Вот и деревня показалась. Мы ехали и не знали, что делать дальше.
- Надо у кого-нибудь спросить, чей это ребенок – сказала Нина Степановна.
- А у кого спросишь? На улице ни души, а во двор сунешься, собаки покусают – пробормотал я.
Вдруг с левой стороны машины увидели мужчину идущего на перерез дороги. Приспустив подъемником боковое стекло, притормозил и окликнул мужчину.
 - Мужик, можно тебя на минутку? Проблема у нас. Он не торопясь, подошел к машине, встал на ступеньку и заглянул в кабину.
 - Что у вас?
 - Да, вот, – головой показал на ребенка сидевшего у Нины Степановной на руках, – ты случаем не знаешь, чей это ребенок?
Он внимательно поглядел на ребенка и, расплывшись в улыбке, произнес: «Конечно, знаю!» И, дыша на меня парами свежевыпитой водки и табаком, назвал мне какую-то фамилию.
 - Слушай, ты помоги нам, – попросил я, – давай довезем пацана до дома. А?
 - Ну, это далеко отсюда, – ответил он, – мне не по пути.
 - Да мы довезем тебя туда куда надо, – не унимался я. – Ну, соглашайся!
И он согласился. Потеснившись, мы поехали дальше по указанному мужиком направлению.   
    Ехали по каким-то улицам, теперь уже не помню, но дом тот перед каким мы остановились, я не забуду никогда. Выйдя из машины и взяв у Нины Степановны ребенка, направился к калитке двора.  Вокруг нас все также бегала собака, видимо, она все это время бежала за машиной. Она  была более спокойной и уже не скулила как раньше. Наш проводник не стал нас дожидаться, махнул рукой и исчез в темноте. 

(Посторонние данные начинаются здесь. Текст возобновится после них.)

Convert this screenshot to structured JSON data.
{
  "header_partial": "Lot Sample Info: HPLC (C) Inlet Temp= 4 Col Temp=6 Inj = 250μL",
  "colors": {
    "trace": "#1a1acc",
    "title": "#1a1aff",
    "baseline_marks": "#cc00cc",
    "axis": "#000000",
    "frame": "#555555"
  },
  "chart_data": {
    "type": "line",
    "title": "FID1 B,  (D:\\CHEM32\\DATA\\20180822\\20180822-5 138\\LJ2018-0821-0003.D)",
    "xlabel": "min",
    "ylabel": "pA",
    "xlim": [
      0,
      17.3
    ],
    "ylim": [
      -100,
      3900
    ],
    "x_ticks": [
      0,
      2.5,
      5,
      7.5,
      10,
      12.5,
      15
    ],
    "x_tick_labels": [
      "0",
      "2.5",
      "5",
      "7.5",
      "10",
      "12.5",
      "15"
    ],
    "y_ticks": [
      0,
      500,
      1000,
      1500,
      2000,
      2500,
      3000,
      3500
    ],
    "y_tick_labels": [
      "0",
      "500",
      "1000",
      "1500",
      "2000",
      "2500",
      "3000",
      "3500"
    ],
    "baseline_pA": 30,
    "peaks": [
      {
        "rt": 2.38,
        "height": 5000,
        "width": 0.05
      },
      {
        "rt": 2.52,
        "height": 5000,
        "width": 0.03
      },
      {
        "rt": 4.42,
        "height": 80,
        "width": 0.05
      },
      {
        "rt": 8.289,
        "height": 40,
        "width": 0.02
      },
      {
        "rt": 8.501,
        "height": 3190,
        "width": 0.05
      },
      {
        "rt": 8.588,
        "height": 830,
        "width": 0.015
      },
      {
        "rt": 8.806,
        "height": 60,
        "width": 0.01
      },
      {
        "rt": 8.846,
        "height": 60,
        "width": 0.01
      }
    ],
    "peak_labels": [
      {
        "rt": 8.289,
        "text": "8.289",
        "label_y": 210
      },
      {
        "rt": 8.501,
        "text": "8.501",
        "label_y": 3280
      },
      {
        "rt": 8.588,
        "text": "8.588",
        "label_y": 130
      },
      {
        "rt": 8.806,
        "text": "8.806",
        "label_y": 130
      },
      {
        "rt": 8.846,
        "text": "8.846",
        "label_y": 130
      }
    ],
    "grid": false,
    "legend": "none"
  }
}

   Я шел к калитке и думал: «Не знаю, что я сделаю с этим пьяным папашей, да и матери тоже от меня достанется так, что мало не покажется». Я отворил калитку, и мы втроем ступили во двор. Во дворе стояло два дома один рядом по левую руку, другой побольше, вдали справа. Мы в нерешительности остановились, не зная куда идти.
- Где ты живешь? – спросил я мальчика – Показывай!
Он уверено показал пальчиком влево, и мы зашагали к крыльцу.
Поднявшись по ступенькам, мы попали в темные сени, где с трудом на ощупь отыскали дверь, и я рывком открыл ее.
   Но сразу переступить порог и войти в дом мы не сумели. На пороге спиной к нам сидела женщина, уронив голову на согнутые в коленях ноги. Она была одета в черную, грязную и рваную в некоторых местах телогрейку, на ногах грязные валенки. Женщина была пьяна и сидя крепко спала. Отодвинув ее рукой, мы вошли в дом.
   То, что мы увидели с Ниной Степановной, на меня произвело гнетущее впечатление. В серой избе, где стены уже многие годы не белились, а на окнах висело что-то непонятное напоминающее шторы, было холодно и неуютно. С левой стороны за печкой стояла кровать, а на ней лежали грязный матрац и куча тряпья, которое трудно было назвать постельными принадлежностями. В доме стояла такая нищета и грязь, что страшно становилось. Посреди избы, чуть правее стоял стол без скатерти, на столе лежали засохшие корки хлеба, очищенные от шелухи и недоеденные картошины, посредине стояла солонка с солью, два давно не мытых тусклых стакана и пустая бутылка, грязные вилки и нож.  За столом лицом к нам на табуретке спал мужчина, положив правую руку на стол, на которой покоилась его голова. От всего увиденного у меня не только пропало зло, но я растерялся и не знал что делать. Нина Степановна тоже с изумлением и какой-то растерянностью смотрела по сторонам. Я отпустил мальчонку. Тот с радостью, закричав: «Папа, мама!» - подбежал к спящему отцу и стал дергать его за полу куртки. Отец, пробурчав что-то бессвязное, покачнувшись, свалился с табуретки и упал возле стола. Малыш подбежал к матери и стал тормошить ее, приговаривая: «Мама, мама!». Но в ответ слышалось размеренное посапывание, да какие-то тихие и непонятные обрывки слов. Я тоже попытался разбудить женщину, но мне не удалось это-го сделать.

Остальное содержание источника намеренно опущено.